Beyond directly binding to receptors, microbial metabolites can also serve as metabolic substrates for epigenetic modifiers, fundamentally reprogramming the function and fate of immune cells within the tumor microenvironment. Research also found that specific gut microbiota regulate colonic sympathetic ganglia (CG-SMG) expression by producing SCFAs. This suppresses sympathetic nerve activation, and vagal afferent neurons sense microbiota metabolite changes, regulating sympathetic nerve activity. SCFAs activate G protein-coupled receptors, inhibiting NF-κB nuclear translocation and promoting cancer cell apoptosis (111). Butyrate, a specific SCFA, interacts with the GPR109A/HOPX axis to enhance the memory and cytotoxicity of CD8+ T cells, thereby improving the tumor immune microenvironment (112). In vitro analyses reveal a significant reduction in butyrate-producing bacteria in the microbiota of gastric cancer patients, and mouse model studies demonstrate that butyrate suppresses immunosuppressive factor production by downregulating STAT3 and NF-κB (113). Another study using a mouse model of bacterial depletion showed that SCFAs promote the recovery of intestinal neurons and participate in neurogenesis, indicating that an intact intestinal microbiota supports intestinal nerve generation (67). Consequently, microbiota dysbiosis can lower SCFA levels, which activates colonic sympathetic ganglia neurons, increases catecholamine release, inhibits gastrointestinal motility, and promotes tumor progression.

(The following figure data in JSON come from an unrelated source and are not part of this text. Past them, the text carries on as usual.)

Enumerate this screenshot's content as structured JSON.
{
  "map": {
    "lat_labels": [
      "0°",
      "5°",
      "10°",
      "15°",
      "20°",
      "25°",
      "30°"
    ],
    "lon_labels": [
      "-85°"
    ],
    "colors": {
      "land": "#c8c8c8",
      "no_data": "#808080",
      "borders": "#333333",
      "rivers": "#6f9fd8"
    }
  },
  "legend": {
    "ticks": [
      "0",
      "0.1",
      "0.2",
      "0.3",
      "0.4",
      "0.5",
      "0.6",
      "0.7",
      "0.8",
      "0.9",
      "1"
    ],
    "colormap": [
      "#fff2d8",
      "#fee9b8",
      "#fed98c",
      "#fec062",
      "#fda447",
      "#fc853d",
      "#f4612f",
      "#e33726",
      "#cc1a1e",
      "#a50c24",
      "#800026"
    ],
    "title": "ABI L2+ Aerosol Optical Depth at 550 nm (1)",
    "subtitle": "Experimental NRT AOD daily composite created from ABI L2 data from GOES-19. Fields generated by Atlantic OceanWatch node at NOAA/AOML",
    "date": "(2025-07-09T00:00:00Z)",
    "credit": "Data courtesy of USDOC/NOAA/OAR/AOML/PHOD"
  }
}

Tryptophan metabolites help maintain intestinal homeostasis through three classical pathways: the kynurenine (Kyn), indole derivative, and serotonin pathways (114). These three pathways have been extensively explored, with microorganisms playing a significant role (115). Tryptophan-metabolizing bacteria, such as Bacteroides and Lactobacillus, degrade tryptophan to produce metabolites like kynurenine, activating the aryl hydrocarbon receptor (AhR) and driving the formation of an immunosuppressive TME (116). A study found that the deubiquitinating enzyme USP14 enhances tryptophan metabolism and inhibits cytotoxic T-cell function by stabilizing the indoleamine 2,3-dioxygenase 1 (IDO1) protein (117). As IDO1 is an immunosuppressive enzyme, inhibiting USP14 in a colorectal cancer model reduced IDO1 expression, reversed T-cell exhaustion, and enhanced anti-PD-1 therapy efficacy without activating AhR (118). In this pathway, Fang et al. experimented with indole-3-carboxylic acid (ICA), a derivative of the probiotic Lactobacillus gallinarum. Their research revealed that ICA can downregulate IDO1 by competing with the aryl hydrocarbon receptor (AHR), reverse PD-1 efficacy, and reshape the tumor microenvironment (119). Another probiotic, Bifidobacterium breve, secretes indole-3-lactic acid (ILA). A recent experiment found that ILA inhibits the proinflammatory phenotype of macrophages through the AhR/AKT pathway, antagonizing colitis-associated cancer (120). While indole-3-lactic acid was previously known to inhibit IL-17 signaling to antagonize tumors, the protective effects in this mouse model were abolished by an AhR antagonist, confirming that bacterial metabolites directly regulate immune homeostasis through AhR (121). This has led to the discovery of various potential methods to promote cancer treatment through microbiota (122, 123). A previous study combined ginseng polysaccharides (GPs) with αPD-1 monoclonal antibodies, enhancing microbiota sensitivity and improving probiotic distribution (124). Wang et al. discovered that a diet rich in anthocyanins and dietary fiber can alter gastrointestinal microbiota distribution, enriching Bacteroides uniformis and Lactobacillus, thereby promoting ILA secretion. This potential high value of black rice diet may provide a new perspective for preventing intestinal tumors (125).